Kemanakah Kita Memandang?
Pertanyaan tak berjawab. Pertanyaan ini tertuju untukku dan untukmu kaum lelaki, apakah pertanyaan tadi berjawab? Tidaklah pantas kita menyalahkan keadaan, bijaksananya adalah bertanya terhadap apa yang sudah kita perbuat untuk merubah keadaan? Semoga catatan ini menjadi pengantar bagaimana seharusnya mengambil sikap yang dimulai dari diri sendiri. Rabbi yassir…

:: Terluka oleh Suasana

Wahai kaum lelaki, saat-saat ini adalah saat kita terkepung oleh serbuan kaum jelita yang semakin berani memamerkan apa yang seharusnya mereka tutup. Mungkin mereka korban, ya, korban para peraga iklan dan sinetron di televisi itu.

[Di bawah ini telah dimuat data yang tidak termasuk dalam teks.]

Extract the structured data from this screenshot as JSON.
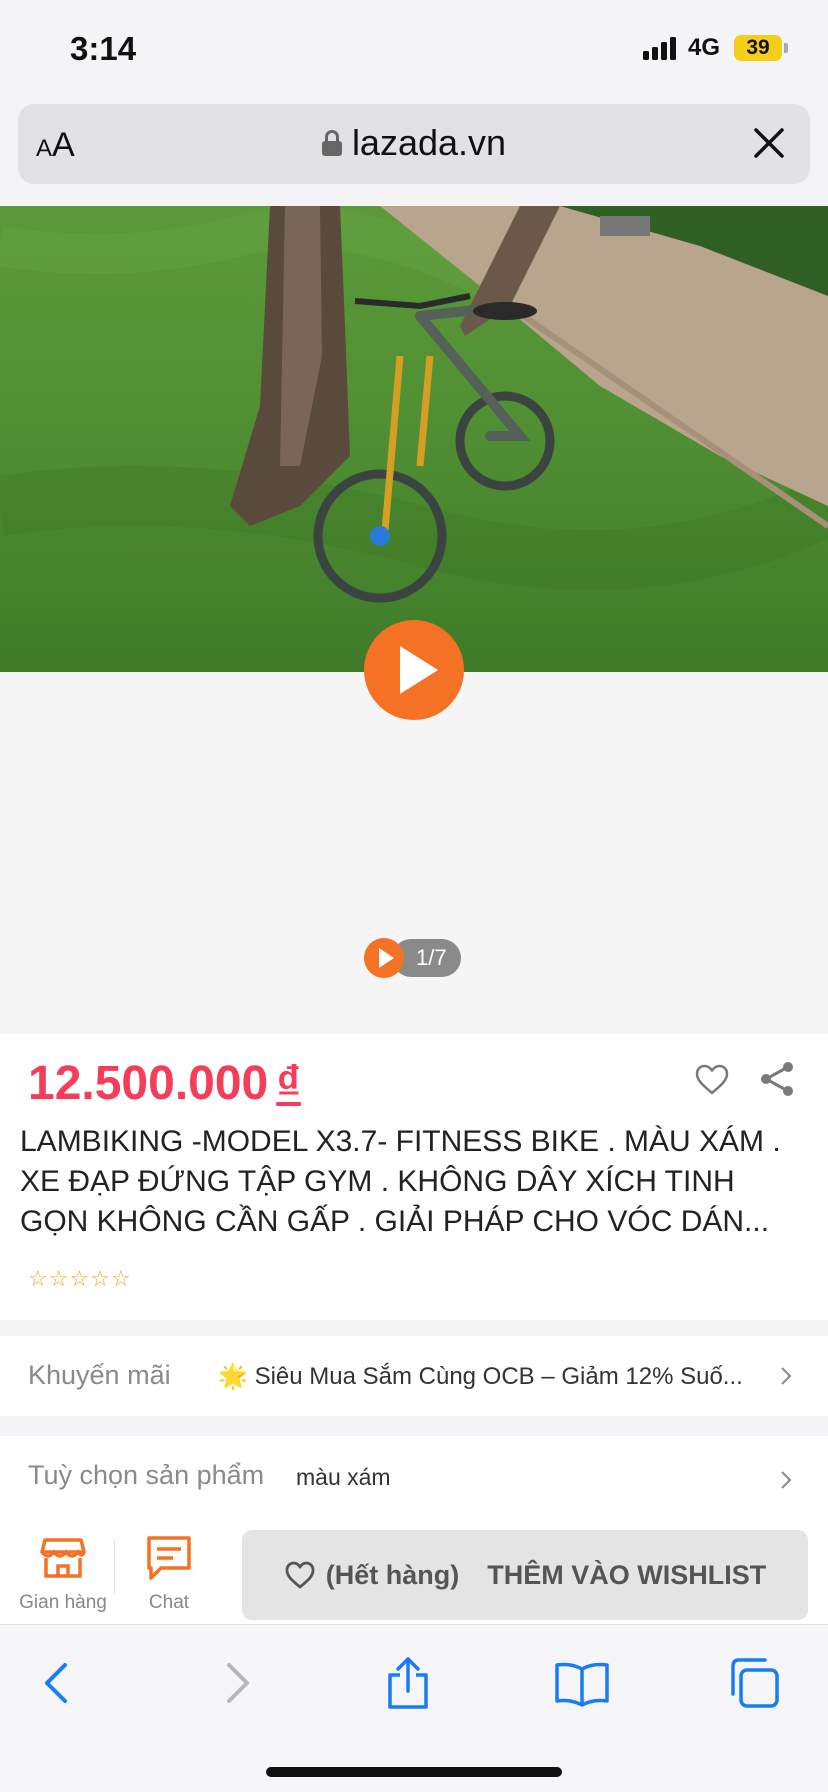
{
  "status_bar": {
    "time": "3:14",
    "network": "4G",
    "battery": "39"
  },
  "browser": {
    "aa_small": "A",
    "aa_big": "A",
    "url": "lazada.vn"
  },
  "media": {
    "counter": "1/7"
  },
  "product": {
    "price": "12.500.000",
    "currency": "₫",
    "title": "LAMBIKING -MODEL X3.7- FITNESS BIKE . MÀU XÁM . XE ĐẠP ĐỨNG TẬP GYM . KHÔNG DÂY XÍCH TINH GỌN KHÔNG CẦN GẤP . GIẢI PHÁP CHO VÓC DÁN...",
    "stars": [
      "☆",
      "☆",
      "☆",
      "☆",
      "☆"
    ]
  },
  "promotion": {
    "label": "Khuyến mãi",
    "emoji": "🌟",
    "text": "Siêu Mua Sắm Cùng OCB – Giảm 12% Suố..."
  },
  "options": {
    "label": "Tuỳ chọn sản phẩm",
    "value": "màu xám"
  },
  "action_bar": {
    "shop_label": "Gian hàng",
    "chat_label": "Chat",
    "wishlist_status": "(Hết hàng)",
    "wishlist_label": "THÊM VÀO WISHLIST"
  },
  "colors": {
    "accent": "#f57224",
    "price": "#f53d5a",
    "ios_blue": "#1a7cf5"
  }
}
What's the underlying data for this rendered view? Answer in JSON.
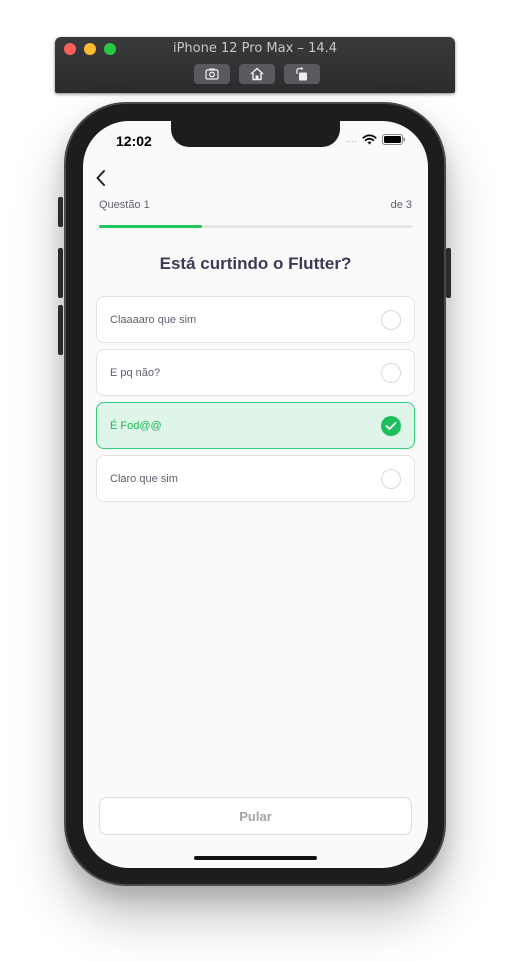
{
  "simulator": {
    "title": "iPhone 12 Pro Max – 14.4",
    "buttons": [
      "screenshot-icon",
      "home-icon",
      "rotate-icon"
    ]
  },
  "status_bar": {
    "time": "12:02",
    "signal": "....",
    "icons": [
      "wifi-icon",
      "battery-icon"
    ]
  },
  "quiz": {
    "question_label": "Questão 1",
    "total_label": "de 3",
    "progress": 0.33,
    "question": "Está curtindo o Flutter?",
    "answers": [
      {
        "label": "Claaaaro que sim",
        "selected": false
      },
      {
        "label": "E pq não?",
        "selected": false
      },
      {
        "label": "É Fod@@",
        "selected": true
      },
      {
        "label": "Claro que sim",
        "selected": false
      }
    ],
    "skip_label": "Pular"
  },
  "colors": {
    "accent_green": "#22c55e",
    "selected_bg": "#e0f5ea",
    "title_text": "#3d3a58"
  }
}
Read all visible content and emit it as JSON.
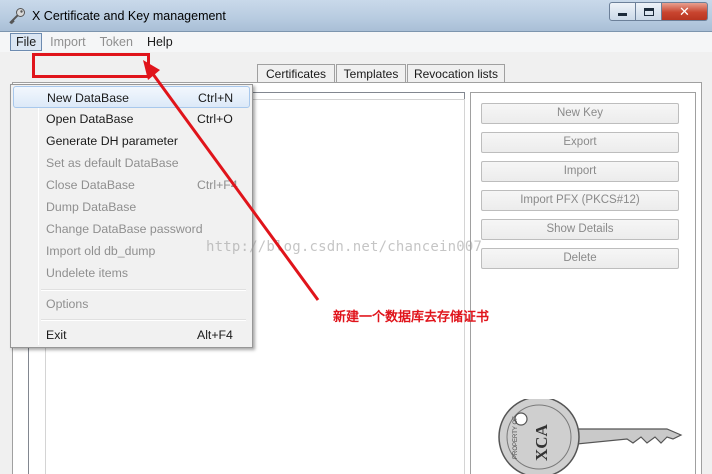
{
  "window": {
    "title": "X Certificate and Key management",
    "close_glyph": "✕",
    "icon": "key-app-icon"
  },
  "menubar": {
    "items": [
      {
        "label": "File",
        "state": "active"
      },
      {
        "label": "Import",
        "state": "disabled"
      },
      {
        "label": "Token",
        "state": "disabled"
      },
      {
        "label": "Help",
        "state": "enabled"
      }
    ]
  },
  "tabs": [
    "Certificates",
    "Templates",
    "Revocation lists"
  ],
  "side_buttons": [
    "New Key",
    "Export",
    "Import",
    "Import PFX (PKCS#12)",
    "Show Details",
    "Delete"
  ],
  "file_menu": {
    "items": [
      {
        "label": "New DataBase",
        "shortcut": "Ctrl+N",
        "enabled": true,
        "highlighted": true
      },
      {
        "label": "Open DataBase",
        "shortcut": "Ctrl+O",
        "enabled": true
      },
      {
        "label": "Generate DH parameter",
        "shortcut": "",
        "enabled": true
      },
      {
        "label": "Set as default DataBase",
        "shortcut": "",
        "enabled": false
      },
      {
        "label": "Close DataBase",
        "shortcut": "Ctrl+F4",
        "enabled": false
      },
      {
        "label": "Dump DataBase",
        "shortcut": "",
        "enabled": false
      },
      {
        "label": "Change DataBase password",
        "shortcut": "",
        "enabled": false
      },
      {
        "label": "Import old db_dump",
        "shortcut": "",
        "enabled": false
      },
      {
        "label": "Undelete items",
        "shortcut": "",
        "enabled": false
      },
      {
        "label": "Options",
        "shortcut": "",
        "enabled": false
      },
      {
        "label": "Exit",
        "shortcut": "Alt+F4",
        "enabled": true
      }
    ]
  },
  "key_graphic": {
    "text_small": "PROPERTY OF",
    "text_large": "XCA"
  },
  "watermark": "http://blog.csdn.net/chancein007",
  "annotation": {
    "text": "新建一个数据库去存储证书",
    "color": "#e0141b"
  }
}
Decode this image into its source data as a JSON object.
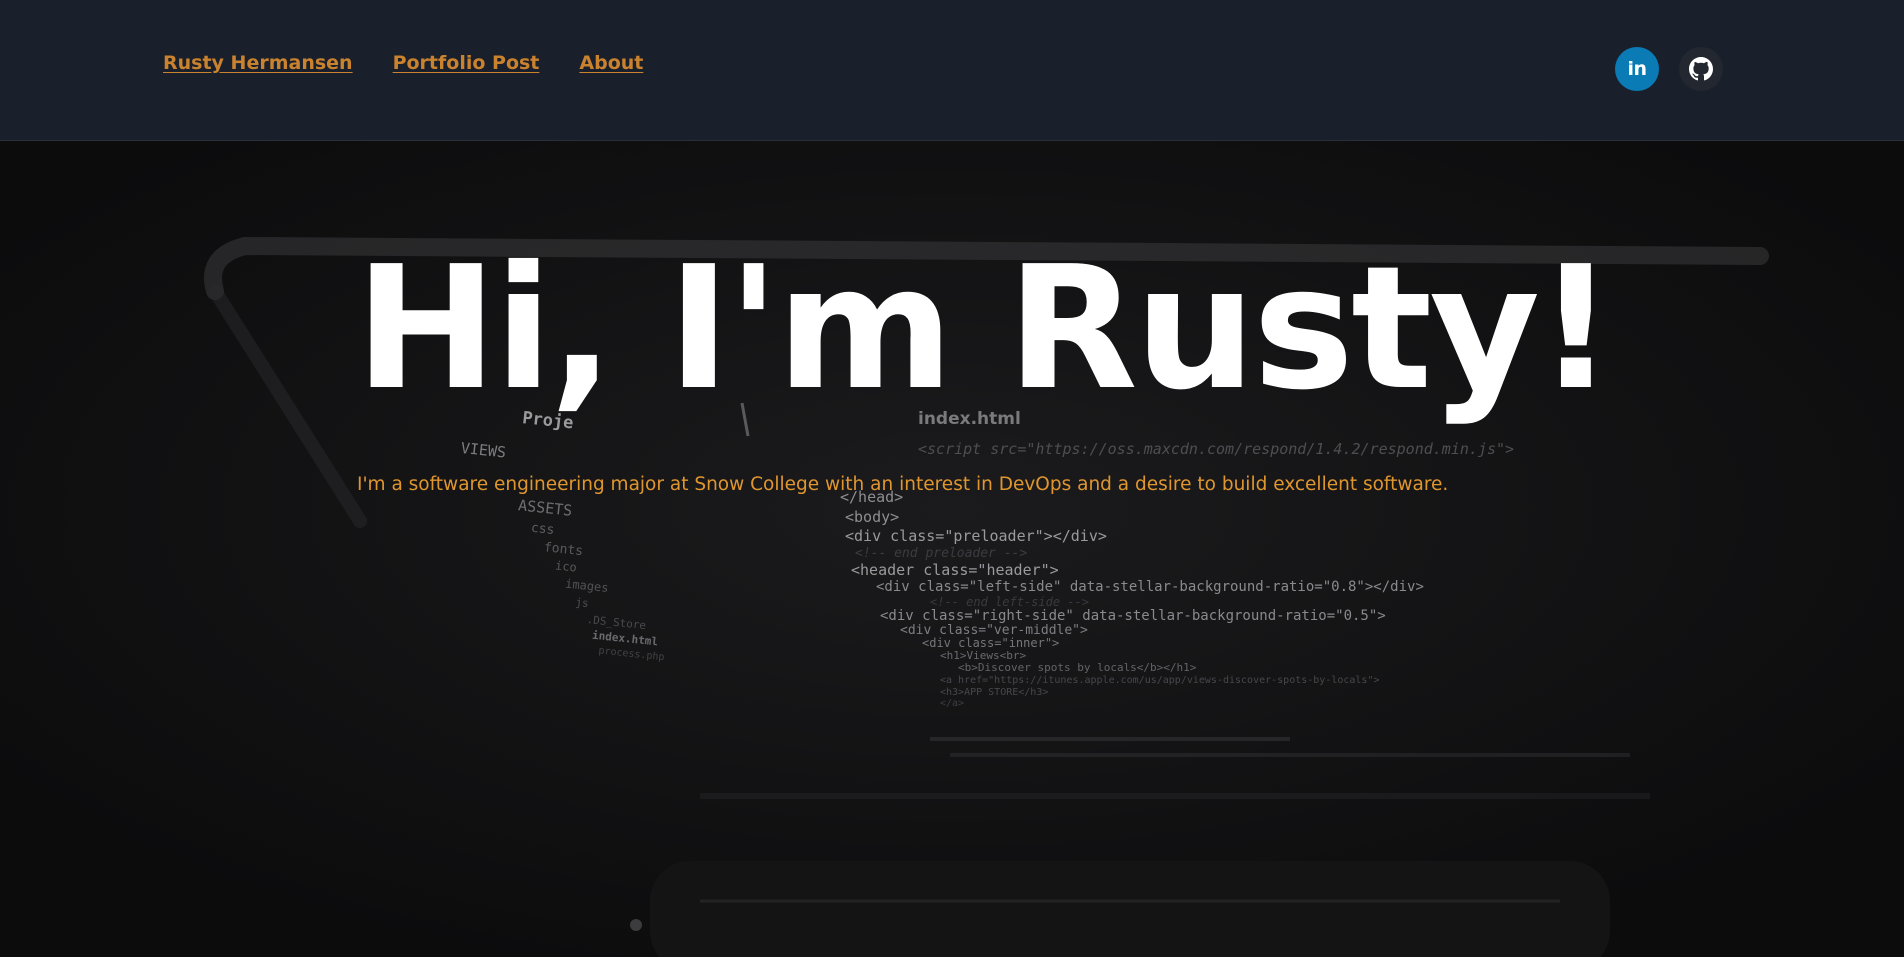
{
  "nav": {
    "links": [
      {
        "label": "Rusty Hermansen"
      },
      {
        "label": "Portfolio Post"
      },
      {
        "label": "About"
      }
    ],
    "socials": [
      {
        "name": "linkedin-icon",
        "color": "#0a7bb4",
        "glyph": "in"
      },
      {
        "name": "github-icon",
        "color": "#23272f"
      }
    ]
  },
  "hero": {
    "title": "Hi, I'm Rusty!",
    "subtitle": "I'm a software engineering major at Snow College with an interest in DevOps and a desire to build excellent software."
  },
  "background": {
    "sidebar": [
      "Proje",
      "VIEWS",
      "ASSETS",
      "css",
      "fonts",
      "ico",
      "images",
      "js",
      ".DS_Store",
      "index.html",
      "process.php"
    ],
    "tab": "index.html",
    "code_lines": [
      "<script src=\"https://oss.maxcdn.com/respond/1.4.2/respond.min.js\">",
      "</head>",
      "<body>",
      "<div class=\"preloader\"></div>",
      "<!-- end preloader -->",
      "<header class=\"header\">",
      "<div class=\"left-side\" data-stellar-background-ratio=\"0.8\"></div>",
      "<!-- end left-side -->",
      "<div class=\"right-side\" data-stellar-background-ratio=\"0.5\">",
      "<div class=\"ver-middle\">",
      "<div class=\"inner\">",
      "<h1>Views<br>",
      "<b>Discover spots by locals</b></h1>",
      "<a href=\"https://itunes.apple.com/us/app/views-discover-spots-by-locals\">",
      "<h3>APP STORE</h3>",
      "</a>"
    ]
  },
  "colors": {
    "nav_bg": "#1a1f2c",
    "nav_link": "#c9822e",
    "subtitle": "#e0962f",
    "hero_bg": "#0e0e0f"
  }
}
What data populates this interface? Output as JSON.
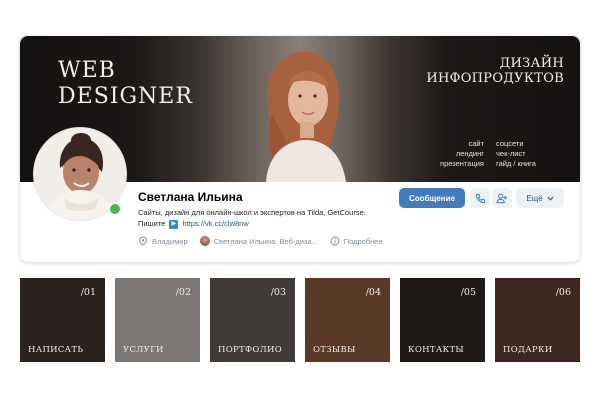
{
  "cover": {
    "title_line1": "WEB",
    "title_line2": "DESIGNER",
    "right_title_line1": "ДИЗАЙН",
    "right_title_line2": "ИНФОПРОДУКТОВ",
    "list_a": [
      "сайт",
      "лендинг",
      "презентация"
    ],
    "list_b": [
      "соцсети",
      "чек-лист",
      "гайд / книга"
    ]
  },
  "profile": {
    "name": "Светлана Ильина",
    "status_line1": "Сайты, дизайн для онлайн-школ и экспертов на Tilda, GetCourse.",
    "status_line2_prefix": "Пишите",
    "status_link": "https://vk.cc/clw8nw",
    "city": "Владимир",
    "work": "Светлана Ильина. Веб-диза...",
    "details": "Подробнее",
    "online": true
  },
  "actions": {
    "message_label": "Сообщение",
    "more_label": "Ещё"
  },
  "tiles": [
    {
      "num": "/01",
      "label": "НАПИСАТЬ",
      "color": "#2a221f"
    },
    {
      "num": "/02",
      "label": "УСЛУГИ",
      "color": "#7c7774"
    },
    {
      "num": "/03",
      "label": "ПОРТФОЛИО",
      "color": "#403b38"
    },
    {
      "num": "/04",
      "label": "ОТЗЫВЫ",
      "color": "#5a3828"
    },
    {
      "num": "/05",
      "label": "КОНТАКТЫ",
      "color": "#1f1a18"
    },
    {
      "num": "/06",
      "label": "ПОДАРКИ",
      "color": "#3d281f"
    }
  ],
  "colors": {
    "accent": "#447bba",
    "link": "#2a5885",
    "online": "#4bb34b",
    "secondary_text": "#818c99",
    "secondary_button": "#eef2f7"
  },
  "icons": [
    "location-pin-icon",
    "work-avatar-icon",
    "info-icon",
    "phone-icon",
    "add-friend-icon",
    "chevron-down-icon",
    "arrow-emoji-icon"
  ]
}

Telah marak adanya kaum wanita yang berkelompok, mereka bernyanyi ria di atas panggung dengan pakaian mini, bergerak ke sana kemari. Mereka tidak miskin, kawan. Sekali unjuk diri di atas panggung berapa banyak rupiah yang mereka dapatkan? Tapi heran, heran, heran, mengapa mereka hanya mampu membeli pakaian yang kurang bahan? Padahal ada banyak wanita sederhana ternyata bisa berbusana rapi, menutup aurat secara sempurna!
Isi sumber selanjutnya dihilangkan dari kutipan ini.